Le jugement a été prononcé durant Roch Hachana. Le shofar a retenti et les cœurs se sont serrés. Nous avons pris conscience que la vie est un cadeau extraordinaire. Nous avons pris conscience, en entendant les sons bouleversants du chofar, que nous devons justifier notre droit à la vie par des actes positifs. Le jour de Kippour, D.ieu posera son sceau et entérinera ce jugement. Les dix jours qui séparent Roch Hachana et Kippour, appelés « jours redoutables », sont le moment du gmar din pour tous ceux qui n’ont pas encore assez de mérites pour avoir été jugés favorablement. Or, la plupart d’entre nous est considérée comme « benonim » et non comme « tsadikim » parfaits. Nous devons accumuler des mérites afin de faire pencher la balance du bon côté le jour de Kippour. Le « minhag » des « kaparoth » permet de combler ce vide et de nous donner les mérites nécessaires. Comment l’accomplir ? Autrefois, on procédait à l’abattage rituel d’un poulet et on l’offrait au pauvre. De nos jours, on donne directement l’argent à un nécessiteux : la tsedaka est une mitsva de première importance et un recours puissant durant ces jours primordiaux.

 

Bureaux du Vaad Harabanim

Les bénévoles sont sur le pied de guerre, afin de poursuivre la lutte contre la misère. Ils répondent aux centaines d’appels qui fusent, notent les noms et les requêtes des Juifs qui veulent participer à l’œuvre du Vaad Harabanim. En amont, les dizaines de délégués, actifs dans tout le pays, recueillent les informations et constituent les dossiers qui permettront à l’argent récolté d’être utilisé à bon escient. Sans baisser leur garde, ils sont attentifs aux cas difficiles, malades gravement atteints et en fin de droit, veuves et orphelins, érudits dans le besoin. Les Rabbanim ont en permanence le souci de l’autre et font tout pour alléger les malheurs de leurs frères.

 

Partout dans le monde

Au quatre coins de la planète, les Juifs préparent le Jour du pardon. Ils se demandent à qui donner l’argent des kaparoth car ils veulent, du plus profond de leur cœur, aider leurs frères qui souffrent. Nos Sages rapportent qu’en accomplissant la mitsva de tsedaka, on accomplit en fait dix mitsvoth de la Thora. Or, un don adressé au Vaad Harabanim est associé aux milliers d’autres dons qui, accumulés, permettent d’aider des dizaines de milliers de personnes. C’est ainsi que notre mitsva se démultiplie à l’infini.

 

Direction du Vaad Harabanim

Les dirigeants du peuple juif et les Rabbanim donnent eux-mêmes leurs kaparoth au Vaad Harabanim car ils savent que c’est la tsedaka qui aura le plus d’impact : les personnes aidées sont soulagées et accompagnées sur le chemin de la guérison physique, psychologique et financière. Grâce aux sommes récoltées, les cœurs de milliers de familles peuvent battre de nouveau sans amertume, sans angoisse et sans souffrance.

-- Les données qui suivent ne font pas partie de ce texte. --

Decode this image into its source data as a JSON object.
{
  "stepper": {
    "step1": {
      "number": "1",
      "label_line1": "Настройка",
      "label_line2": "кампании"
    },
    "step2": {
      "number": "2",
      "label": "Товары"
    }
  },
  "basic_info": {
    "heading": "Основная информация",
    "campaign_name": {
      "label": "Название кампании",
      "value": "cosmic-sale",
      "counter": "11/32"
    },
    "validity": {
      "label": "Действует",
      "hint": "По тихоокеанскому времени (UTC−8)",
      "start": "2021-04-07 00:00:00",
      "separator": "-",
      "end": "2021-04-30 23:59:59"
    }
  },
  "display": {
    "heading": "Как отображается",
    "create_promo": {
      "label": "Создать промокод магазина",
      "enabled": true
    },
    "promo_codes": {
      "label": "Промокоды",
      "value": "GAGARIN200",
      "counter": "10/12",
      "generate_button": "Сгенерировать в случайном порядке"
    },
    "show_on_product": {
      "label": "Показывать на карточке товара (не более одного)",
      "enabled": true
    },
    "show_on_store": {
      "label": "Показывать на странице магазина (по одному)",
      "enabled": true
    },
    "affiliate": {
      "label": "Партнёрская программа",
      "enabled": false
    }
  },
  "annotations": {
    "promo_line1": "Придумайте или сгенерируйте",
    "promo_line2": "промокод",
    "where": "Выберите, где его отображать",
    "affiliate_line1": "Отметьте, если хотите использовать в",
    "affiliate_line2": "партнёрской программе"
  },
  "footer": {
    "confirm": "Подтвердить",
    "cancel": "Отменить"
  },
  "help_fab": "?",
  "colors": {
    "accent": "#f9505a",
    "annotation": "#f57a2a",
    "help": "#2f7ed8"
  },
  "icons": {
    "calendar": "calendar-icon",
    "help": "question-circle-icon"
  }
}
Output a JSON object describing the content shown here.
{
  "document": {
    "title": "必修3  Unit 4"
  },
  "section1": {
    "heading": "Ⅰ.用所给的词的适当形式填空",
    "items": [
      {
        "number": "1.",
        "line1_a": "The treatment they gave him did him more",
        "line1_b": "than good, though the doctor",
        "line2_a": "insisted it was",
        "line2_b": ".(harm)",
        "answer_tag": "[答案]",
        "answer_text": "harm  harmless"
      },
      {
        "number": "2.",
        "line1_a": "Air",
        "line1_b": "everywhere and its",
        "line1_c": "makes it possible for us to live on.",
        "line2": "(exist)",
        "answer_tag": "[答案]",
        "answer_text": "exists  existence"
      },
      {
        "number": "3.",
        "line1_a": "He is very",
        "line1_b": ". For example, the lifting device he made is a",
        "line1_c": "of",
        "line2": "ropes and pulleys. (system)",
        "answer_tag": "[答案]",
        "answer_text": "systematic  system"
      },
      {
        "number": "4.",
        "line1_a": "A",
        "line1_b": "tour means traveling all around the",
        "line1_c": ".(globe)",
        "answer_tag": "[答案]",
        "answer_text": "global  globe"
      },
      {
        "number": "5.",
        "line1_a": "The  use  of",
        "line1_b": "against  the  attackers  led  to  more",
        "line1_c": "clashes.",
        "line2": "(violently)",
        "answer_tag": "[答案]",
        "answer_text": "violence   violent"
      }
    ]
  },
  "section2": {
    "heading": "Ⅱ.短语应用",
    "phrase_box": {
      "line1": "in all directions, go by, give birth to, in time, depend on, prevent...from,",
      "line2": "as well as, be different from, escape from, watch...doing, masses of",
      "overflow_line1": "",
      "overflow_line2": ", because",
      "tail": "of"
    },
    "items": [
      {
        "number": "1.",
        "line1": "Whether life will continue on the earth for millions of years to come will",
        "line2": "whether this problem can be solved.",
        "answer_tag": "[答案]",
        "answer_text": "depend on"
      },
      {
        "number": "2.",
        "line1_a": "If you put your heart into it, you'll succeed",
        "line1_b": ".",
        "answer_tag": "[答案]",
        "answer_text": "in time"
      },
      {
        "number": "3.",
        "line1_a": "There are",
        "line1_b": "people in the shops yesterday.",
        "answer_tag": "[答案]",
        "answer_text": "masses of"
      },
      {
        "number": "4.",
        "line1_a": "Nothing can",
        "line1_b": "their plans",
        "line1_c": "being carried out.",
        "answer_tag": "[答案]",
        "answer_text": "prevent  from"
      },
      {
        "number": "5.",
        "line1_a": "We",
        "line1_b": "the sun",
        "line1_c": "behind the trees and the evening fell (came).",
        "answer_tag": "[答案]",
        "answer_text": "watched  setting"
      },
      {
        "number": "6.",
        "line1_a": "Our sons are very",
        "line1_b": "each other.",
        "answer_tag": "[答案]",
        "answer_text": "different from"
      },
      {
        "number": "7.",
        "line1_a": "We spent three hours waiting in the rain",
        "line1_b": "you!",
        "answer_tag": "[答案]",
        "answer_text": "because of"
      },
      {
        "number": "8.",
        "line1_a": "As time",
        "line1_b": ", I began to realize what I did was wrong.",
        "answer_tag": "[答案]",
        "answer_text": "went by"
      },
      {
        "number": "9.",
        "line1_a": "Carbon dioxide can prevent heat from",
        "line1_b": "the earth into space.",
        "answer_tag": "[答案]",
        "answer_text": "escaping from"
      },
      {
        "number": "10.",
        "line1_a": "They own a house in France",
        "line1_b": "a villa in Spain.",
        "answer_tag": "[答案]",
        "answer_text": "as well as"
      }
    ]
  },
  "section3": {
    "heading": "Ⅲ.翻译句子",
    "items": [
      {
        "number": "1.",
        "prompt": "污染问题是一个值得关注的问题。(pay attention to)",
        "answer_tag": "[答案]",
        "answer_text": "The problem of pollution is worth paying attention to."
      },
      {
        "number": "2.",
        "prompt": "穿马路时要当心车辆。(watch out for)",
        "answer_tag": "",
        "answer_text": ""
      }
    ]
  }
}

Les Grands Sages de la génération vont recevoir, la veille de Yom Kippour, les noms des donateurs du Vaad Harabanim afin de prier pour eux, durant l’office de Néïla, le moment le plus saint de Yom Kippour.

 

Néïla

Nous serons alors tous unis, en ce jour solennel, devant le Trône de Sa gloire, afin de recevoir la vie, nous qui donnons pour la vie.